Os montanheses do Hermínio na Lusitânia, aborígenes, talvez, daquele país, os quais, na época das invasões germânicas, bem como já na da conquista romana, a custo haviam submetido o colo ao jugo de estranhos (…) Requeimados pelo sol ardente do Estio ou pelo vento gelado dos invernos rigorosos das serranias, incapazes de conhecerem a vantagem da ordem e da disciplina, estes homens rudes combatiam meios nus e desprezavam todas as precauções da guerra. O seu grito de acometer era um rugido de tigre. Vencidos, nunca se lhes ouvia pedir compaixão; porque, vencedores, não havia a esperar deles misericórdia.
O Sol passava envolto na sua glória, indiferente às angústias daqueles que, em seu ridículo orgulho, se chamavam monarcas e conquistadores do mundo; passava, sem lhe importar se os vermes vestidos de ferro chamados guerreiros se despedaçavam uns aos outros, com o delírio insensato das víboras no momento dos seus amorosos ardores.

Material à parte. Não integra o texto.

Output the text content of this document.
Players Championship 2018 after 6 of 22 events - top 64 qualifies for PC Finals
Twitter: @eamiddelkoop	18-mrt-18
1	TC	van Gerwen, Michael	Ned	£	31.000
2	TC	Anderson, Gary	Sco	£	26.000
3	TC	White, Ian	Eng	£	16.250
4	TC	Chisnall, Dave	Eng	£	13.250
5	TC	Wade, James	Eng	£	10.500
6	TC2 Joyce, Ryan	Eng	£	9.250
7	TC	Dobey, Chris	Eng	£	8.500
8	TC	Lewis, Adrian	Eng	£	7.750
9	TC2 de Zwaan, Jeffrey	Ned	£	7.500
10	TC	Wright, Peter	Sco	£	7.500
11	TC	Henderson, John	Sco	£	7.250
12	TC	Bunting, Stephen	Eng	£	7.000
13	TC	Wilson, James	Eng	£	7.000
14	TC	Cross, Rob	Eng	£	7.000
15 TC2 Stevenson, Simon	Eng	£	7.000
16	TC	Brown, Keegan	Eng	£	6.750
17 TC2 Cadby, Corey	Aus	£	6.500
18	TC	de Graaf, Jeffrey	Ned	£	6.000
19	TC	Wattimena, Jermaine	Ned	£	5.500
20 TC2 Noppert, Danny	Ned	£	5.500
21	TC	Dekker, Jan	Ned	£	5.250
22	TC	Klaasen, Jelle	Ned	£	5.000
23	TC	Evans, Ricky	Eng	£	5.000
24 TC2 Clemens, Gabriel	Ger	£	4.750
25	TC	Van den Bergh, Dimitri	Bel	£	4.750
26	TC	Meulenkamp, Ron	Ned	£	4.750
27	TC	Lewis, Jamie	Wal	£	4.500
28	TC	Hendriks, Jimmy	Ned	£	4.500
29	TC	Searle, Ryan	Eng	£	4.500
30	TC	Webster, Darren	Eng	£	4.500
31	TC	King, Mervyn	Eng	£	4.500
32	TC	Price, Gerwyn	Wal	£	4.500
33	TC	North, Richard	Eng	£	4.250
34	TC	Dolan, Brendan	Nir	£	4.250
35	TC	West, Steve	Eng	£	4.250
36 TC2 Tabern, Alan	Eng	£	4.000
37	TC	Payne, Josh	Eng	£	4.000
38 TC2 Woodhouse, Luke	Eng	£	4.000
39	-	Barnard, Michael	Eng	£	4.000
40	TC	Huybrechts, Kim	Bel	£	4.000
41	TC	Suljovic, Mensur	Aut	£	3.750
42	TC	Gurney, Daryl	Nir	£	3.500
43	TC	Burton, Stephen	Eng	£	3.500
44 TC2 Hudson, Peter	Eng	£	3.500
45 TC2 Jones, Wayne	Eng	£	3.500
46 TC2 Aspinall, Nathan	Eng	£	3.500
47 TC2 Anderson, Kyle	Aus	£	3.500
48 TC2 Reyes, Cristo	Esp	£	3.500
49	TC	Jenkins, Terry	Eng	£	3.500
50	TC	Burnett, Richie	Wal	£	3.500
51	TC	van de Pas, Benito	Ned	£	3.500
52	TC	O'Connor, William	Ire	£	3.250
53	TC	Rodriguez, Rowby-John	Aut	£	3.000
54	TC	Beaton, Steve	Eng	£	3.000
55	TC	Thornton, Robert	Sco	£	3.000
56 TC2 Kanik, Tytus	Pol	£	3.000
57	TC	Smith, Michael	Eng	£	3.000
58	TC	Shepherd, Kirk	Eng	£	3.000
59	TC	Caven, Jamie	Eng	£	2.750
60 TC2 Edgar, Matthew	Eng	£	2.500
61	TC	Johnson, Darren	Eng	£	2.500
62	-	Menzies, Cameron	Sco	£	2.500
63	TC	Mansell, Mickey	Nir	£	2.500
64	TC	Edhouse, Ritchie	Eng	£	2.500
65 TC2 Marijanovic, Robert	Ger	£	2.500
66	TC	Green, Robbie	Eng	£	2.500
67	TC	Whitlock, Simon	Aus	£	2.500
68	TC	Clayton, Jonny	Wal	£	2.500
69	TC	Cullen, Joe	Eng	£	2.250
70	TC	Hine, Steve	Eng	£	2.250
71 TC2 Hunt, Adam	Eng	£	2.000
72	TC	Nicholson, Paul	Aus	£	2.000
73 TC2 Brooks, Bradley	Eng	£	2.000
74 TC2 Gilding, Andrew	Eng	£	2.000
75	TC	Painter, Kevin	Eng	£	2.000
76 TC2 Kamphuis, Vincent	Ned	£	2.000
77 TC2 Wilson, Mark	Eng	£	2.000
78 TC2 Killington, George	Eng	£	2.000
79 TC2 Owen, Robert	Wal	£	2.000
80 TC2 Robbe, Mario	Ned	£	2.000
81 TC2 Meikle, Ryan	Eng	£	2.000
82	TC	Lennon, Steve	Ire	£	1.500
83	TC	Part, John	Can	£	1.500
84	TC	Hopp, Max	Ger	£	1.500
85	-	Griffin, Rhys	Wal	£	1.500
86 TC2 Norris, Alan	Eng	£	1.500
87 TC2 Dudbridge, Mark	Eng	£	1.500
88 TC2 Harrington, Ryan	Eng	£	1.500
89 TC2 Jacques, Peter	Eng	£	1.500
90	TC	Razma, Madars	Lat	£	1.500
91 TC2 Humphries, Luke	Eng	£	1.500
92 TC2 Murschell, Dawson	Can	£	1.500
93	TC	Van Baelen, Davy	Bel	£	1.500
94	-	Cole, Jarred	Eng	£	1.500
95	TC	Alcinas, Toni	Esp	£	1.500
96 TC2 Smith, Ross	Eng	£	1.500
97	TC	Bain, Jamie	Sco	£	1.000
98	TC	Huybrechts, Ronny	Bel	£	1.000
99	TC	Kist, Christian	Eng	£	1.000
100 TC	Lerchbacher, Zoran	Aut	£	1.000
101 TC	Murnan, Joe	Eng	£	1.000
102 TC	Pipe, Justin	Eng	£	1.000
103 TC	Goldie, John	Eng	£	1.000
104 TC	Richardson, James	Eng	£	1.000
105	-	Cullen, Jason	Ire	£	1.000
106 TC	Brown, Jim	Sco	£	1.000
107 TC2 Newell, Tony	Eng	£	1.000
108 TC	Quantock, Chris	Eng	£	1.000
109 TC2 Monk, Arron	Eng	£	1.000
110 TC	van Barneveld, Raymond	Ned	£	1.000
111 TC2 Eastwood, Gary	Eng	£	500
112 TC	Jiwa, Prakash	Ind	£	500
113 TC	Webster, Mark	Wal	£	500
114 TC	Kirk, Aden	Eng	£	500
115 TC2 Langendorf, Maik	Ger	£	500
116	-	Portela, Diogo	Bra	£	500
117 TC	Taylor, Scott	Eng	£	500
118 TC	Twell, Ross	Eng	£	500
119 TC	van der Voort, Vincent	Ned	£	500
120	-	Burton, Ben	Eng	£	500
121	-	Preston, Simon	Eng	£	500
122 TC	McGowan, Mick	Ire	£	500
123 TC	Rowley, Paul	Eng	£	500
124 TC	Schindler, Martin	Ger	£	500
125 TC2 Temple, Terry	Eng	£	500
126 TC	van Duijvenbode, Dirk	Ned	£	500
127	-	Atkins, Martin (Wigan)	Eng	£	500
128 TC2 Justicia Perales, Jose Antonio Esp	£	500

E tu, renegado, sai daqui! Possa eu nunca mais ver-te o rosto e esquecer-me na hora de morrer de que nessas veias gira o sangue de nossos nobres e generosos avós.
O cutelo ou a prostituição é o que os árabes oferecem à inocência. Eu escolho o cutelo: a morte vale mais que a desonra.
(…) um homem cujo coração é há longo tempo morto, porque as paixões o queimaram; mas cuja inteligência por isso mesmo é mais fria.
(…) todos os vestígios da cólera tinham desaparecido: só nele se lia a ansiedade de um amor imenso, que precisa, mais que do gozo brutal.
Abomino-te... Não!... Enganei-me. Desprezo-te.
Porque a abelha zumbiu aos ouvidos do caçador faminto, arrojará ele para longe o mel do seu favo e esmagará o insecto?
O que lhe tumultuava no coração não tem nome na linguagem dos homens: era mais que a loucura.
Quero viver: o viver é delicioso.
Nas raias da vida, aquele beijo, primeiro e último, era purificado pelo hálito da morte que se aproximava: era inocente e santo, como o de dois querubins ao dizer-lhe o Criador: «Existi!»